A couple months into starting the blog, though, I knew had been writing about much more than those topics so I added Taking in Life Together to Tennis and Trisomy 21.
After the recent national elections I found it harder to refrain from addressing issues with political under- and overtones. In fact, a mentor told me in early December that “the world needs now more than ever writers, poets, ministers, idealists, artists who will speak up.”
So here I am, a few days before players begin competing in the main draw of the Australian Open, the third major I’ve covered in this blog, writing about Nicole Kidman (who, by coincidence, is a dual citizen of both Australia and the United States).
Well, earlier this week, Donald Trump slammed Meryl Streep for having the audacity to ask citizens to help “safeguard the truth” by challenging Trump’s lack of tolerance for the press, foreigners, and the entertainment industry. How dare she!
Nicole and Meryl starred together in the film The Hours in which Nicole portrayed Virginia Woolf — and won an Academy Award for it.
Richard Schickel of Time criticized the film’s screenwriter and director for turning Woolf, “a woman of incisive mind, into a hapless ditherer.”
Yesterday I wondered if Nicole Kidman had become a hapless ditherer herself.

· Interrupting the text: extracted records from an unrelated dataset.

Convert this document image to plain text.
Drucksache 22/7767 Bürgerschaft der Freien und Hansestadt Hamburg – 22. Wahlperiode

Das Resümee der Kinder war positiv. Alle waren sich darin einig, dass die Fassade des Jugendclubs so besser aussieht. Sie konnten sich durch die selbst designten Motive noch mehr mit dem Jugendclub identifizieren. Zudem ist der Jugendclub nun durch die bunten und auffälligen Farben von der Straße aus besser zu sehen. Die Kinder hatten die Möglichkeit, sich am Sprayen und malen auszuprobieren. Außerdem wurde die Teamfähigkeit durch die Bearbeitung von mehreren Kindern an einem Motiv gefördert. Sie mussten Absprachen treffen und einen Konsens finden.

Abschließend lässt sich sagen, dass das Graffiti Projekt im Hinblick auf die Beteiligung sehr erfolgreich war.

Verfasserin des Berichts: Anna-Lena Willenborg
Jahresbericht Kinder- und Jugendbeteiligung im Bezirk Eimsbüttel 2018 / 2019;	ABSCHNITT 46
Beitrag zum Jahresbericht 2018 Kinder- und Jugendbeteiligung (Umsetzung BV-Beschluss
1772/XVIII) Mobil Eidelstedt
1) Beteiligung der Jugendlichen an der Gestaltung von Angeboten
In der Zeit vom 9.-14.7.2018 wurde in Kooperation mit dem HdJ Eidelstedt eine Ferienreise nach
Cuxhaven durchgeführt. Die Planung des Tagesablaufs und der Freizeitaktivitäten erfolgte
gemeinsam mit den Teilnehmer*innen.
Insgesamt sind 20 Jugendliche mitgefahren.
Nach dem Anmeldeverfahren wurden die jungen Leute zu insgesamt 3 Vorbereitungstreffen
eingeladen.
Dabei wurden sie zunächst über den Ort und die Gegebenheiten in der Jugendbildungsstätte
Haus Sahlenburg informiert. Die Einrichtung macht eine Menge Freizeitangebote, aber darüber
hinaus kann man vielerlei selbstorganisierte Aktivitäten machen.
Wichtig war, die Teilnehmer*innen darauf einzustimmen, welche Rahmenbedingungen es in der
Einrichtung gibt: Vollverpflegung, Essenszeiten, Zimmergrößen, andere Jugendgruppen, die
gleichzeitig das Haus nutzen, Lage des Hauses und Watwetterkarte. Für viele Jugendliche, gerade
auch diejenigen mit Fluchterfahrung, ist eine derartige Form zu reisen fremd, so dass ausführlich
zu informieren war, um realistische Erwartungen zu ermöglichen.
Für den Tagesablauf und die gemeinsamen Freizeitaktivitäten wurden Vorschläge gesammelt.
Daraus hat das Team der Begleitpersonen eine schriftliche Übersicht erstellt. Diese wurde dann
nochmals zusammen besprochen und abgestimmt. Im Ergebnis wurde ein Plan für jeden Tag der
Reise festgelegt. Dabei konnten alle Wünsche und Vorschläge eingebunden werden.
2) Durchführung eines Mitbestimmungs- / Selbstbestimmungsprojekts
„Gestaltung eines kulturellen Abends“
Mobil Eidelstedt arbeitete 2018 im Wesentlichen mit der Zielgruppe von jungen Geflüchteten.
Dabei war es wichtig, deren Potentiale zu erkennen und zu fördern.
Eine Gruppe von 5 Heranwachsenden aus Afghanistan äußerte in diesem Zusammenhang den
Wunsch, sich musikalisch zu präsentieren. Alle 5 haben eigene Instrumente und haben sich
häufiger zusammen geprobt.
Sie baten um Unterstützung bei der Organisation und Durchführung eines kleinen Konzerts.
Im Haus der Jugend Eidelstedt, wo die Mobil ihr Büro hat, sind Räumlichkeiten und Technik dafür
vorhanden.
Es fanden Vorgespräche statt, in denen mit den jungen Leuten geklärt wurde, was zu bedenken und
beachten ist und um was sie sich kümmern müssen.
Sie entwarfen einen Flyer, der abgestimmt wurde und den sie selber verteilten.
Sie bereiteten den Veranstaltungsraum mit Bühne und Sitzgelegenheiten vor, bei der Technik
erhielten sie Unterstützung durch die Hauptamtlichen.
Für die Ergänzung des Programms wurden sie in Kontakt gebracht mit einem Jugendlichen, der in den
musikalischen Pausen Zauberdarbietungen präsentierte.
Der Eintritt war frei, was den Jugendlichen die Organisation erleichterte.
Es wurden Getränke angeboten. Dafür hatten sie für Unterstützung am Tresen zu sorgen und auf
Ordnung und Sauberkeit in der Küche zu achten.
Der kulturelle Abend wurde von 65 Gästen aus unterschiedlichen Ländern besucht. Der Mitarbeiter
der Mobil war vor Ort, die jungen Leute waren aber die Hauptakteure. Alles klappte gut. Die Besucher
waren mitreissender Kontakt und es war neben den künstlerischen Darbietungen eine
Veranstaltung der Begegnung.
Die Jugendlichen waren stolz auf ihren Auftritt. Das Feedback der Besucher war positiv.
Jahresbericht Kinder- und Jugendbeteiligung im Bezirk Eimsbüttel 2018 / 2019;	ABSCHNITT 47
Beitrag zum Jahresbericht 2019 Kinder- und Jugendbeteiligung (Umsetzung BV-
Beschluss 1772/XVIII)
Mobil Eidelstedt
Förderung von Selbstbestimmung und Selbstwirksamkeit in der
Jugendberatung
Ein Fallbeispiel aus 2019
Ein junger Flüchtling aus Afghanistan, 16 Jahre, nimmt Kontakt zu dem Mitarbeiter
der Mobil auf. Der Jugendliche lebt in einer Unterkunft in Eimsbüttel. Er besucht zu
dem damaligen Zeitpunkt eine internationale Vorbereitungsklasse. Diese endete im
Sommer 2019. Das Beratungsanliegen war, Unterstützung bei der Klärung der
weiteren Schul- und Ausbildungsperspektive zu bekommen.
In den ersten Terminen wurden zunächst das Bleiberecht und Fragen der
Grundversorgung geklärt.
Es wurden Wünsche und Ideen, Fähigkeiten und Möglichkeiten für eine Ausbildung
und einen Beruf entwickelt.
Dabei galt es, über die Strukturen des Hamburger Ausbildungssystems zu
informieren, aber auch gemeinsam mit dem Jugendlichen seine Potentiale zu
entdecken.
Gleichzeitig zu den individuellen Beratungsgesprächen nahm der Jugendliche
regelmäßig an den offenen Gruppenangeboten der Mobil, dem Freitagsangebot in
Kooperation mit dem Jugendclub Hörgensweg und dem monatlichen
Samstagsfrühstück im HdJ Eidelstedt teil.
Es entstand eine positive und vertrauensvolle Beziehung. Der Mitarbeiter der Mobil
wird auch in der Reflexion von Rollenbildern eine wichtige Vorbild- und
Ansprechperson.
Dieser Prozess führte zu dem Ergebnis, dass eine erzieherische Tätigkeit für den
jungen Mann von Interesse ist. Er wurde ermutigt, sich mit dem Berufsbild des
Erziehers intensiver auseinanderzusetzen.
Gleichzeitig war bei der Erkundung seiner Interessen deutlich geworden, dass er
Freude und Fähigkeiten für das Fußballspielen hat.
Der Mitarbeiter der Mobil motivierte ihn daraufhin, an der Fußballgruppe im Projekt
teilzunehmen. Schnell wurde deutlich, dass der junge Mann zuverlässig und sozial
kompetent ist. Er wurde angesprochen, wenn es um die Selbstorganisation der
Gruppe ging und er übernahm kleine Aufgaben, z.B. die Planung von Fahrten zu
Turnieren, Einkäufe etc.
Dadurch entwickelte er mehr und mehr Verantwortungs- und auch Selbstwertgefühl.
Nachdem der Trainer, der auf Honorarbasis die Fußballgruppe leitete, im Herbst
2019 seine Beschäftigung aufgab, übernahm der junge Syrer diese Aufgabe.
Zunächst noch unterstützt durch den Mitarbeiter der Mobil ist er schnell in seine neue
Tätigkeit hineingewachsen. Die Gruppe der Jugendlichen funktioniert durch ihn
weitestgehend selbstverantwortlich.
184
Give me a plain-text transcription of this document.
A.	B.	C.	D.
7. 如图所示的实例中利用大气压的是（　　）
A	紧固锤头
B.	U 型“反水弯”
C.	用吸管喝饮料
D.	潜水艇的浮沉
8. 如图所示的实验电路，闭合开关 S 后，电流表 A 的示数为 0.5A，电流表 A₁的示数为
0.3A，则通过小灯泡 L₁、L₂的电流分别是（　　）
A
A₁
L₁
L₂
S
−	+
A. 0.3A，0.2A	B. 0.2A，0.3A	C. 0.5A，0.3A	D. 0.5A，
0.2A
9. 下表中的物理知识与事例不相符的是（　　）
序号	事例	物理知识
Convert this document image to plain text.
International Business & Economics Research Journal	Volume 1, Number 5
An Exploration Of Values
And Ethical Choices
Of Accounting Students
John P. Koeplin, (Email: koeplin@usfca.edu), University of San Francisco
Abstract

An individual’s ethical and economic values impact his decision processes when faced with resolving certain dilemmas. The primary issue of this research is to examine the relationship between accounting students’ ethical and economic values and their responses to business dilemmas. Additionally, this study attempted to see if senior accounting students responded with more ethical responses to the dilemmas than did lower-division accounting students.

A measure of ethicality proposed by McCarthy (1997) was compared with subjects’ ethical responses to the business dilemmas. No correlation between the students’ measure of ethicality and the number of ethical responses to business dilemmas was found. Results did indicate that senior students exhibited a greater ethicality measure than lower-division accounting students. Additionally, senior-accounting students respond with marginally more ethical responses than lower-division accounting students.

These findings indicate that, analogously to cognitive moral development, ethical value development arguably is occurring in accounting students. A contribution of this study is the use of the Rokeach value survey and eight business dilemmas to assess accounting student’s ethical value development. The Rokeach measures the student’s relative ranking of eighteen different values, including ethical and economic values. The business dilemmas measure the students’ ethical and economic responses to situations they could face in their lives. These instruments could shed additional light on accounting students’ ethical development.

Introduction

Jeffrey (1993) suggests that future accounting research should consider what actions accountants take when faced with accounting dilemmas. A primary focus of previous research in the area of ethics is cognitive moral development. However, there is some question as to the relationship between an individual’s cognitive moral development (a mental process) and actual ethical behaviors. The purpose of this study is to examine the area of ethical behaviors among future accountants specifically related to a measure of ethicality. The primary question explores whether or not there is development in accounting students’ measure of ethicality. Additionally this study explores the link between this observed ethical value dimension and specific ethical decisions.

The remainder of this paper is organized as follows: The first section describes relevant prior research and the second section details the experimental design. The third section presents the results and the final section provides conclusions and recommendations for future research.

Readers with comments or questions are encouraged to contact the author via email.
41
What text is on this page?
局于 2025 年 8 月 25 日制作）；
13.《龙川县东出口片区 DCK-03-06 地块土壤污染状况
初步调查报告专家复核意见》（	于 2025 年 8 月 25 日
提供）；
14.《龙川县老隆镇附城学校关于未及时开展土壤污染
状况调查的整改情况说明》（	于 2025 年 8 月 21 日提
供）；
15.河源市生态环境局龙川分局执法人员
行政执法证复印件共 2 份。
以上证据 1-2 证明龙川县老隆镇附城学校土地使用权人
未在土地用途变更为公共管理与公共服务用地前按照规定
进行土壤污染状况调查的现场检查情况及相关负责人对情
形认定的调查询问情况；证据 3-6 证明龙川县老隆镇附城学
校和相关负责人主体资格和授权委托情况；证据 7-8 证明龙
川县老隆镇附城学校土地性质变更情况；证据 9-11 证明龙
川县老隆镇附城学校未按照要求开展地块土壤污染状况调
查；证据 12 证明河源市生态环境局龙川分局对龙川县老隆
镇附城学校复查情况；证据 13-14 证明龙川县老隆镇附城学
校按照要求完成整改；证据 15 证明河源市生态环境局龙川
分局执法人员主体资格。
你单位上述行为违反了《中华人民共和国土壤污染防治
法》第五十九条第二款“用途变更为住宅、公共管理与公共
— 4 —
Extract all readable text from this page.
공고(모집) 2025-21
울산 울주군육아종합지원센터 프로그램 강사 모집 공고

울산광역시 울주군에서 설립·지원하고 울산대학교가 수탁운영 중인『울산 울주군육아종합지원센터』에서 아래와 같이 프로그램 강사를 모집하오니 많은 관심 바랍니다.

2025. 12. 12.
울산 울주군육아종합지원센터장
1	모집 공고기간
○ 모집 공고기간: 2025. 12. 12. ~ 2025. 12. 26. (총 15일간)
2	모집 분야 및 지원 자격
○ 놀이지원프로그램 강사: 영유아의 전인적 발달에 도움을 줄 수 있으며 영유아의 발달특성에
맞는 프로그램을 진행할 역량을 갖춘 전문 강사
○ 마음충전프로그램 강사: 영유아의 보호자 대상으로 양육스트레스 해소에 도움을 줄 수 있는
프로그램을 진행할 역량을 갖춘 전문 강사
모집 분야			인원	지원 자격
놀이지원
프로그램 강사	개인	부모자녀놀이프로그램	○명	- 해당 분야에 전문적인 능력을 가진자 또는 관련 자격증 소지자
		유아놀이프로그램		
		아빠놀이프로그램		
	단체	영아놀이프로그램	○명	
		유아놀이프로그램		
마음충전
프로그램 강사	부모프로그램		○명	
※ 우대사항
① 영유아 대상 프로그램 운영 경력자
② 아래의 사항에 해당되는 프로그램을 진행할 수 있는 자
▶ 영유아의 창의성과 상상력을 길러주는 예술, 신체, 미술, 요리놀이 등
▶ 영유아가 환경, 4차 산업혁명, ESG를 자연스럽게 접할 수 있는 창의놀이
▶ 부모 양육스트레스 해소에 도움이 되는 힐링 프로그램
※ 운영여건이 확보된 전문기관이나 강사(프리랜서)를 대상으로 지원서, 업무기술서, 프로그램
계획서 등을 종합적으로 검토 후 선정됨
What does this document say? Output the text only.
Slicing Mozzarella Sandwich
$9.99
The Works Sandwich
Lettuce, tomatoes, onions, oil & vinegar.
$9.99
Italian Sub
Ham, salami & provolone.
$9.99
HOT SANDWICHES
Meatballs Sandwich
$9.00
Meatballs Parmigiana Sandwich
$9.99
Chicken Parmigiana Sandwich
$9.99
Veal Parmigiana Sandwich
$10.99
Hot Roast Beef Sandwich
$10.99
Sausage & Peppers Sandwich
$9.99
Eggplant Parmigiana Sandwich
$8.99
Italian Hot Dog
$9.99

She encouraged us all to accept and support Donald Trump: “I just say, he’s now elected, and we as a country need to support whosever the president because that’s what the country’s based on. Whatever, however that happened, he’s there, and let’s go.”
Nicole, Nicole, many causes near and dear to all of us, including you, may well be ripped apart by the president-elect. Please connect the dots. You have the opportunity, like Meryl, to speak truths people will care about, for us to face the future with resilience rather than fear.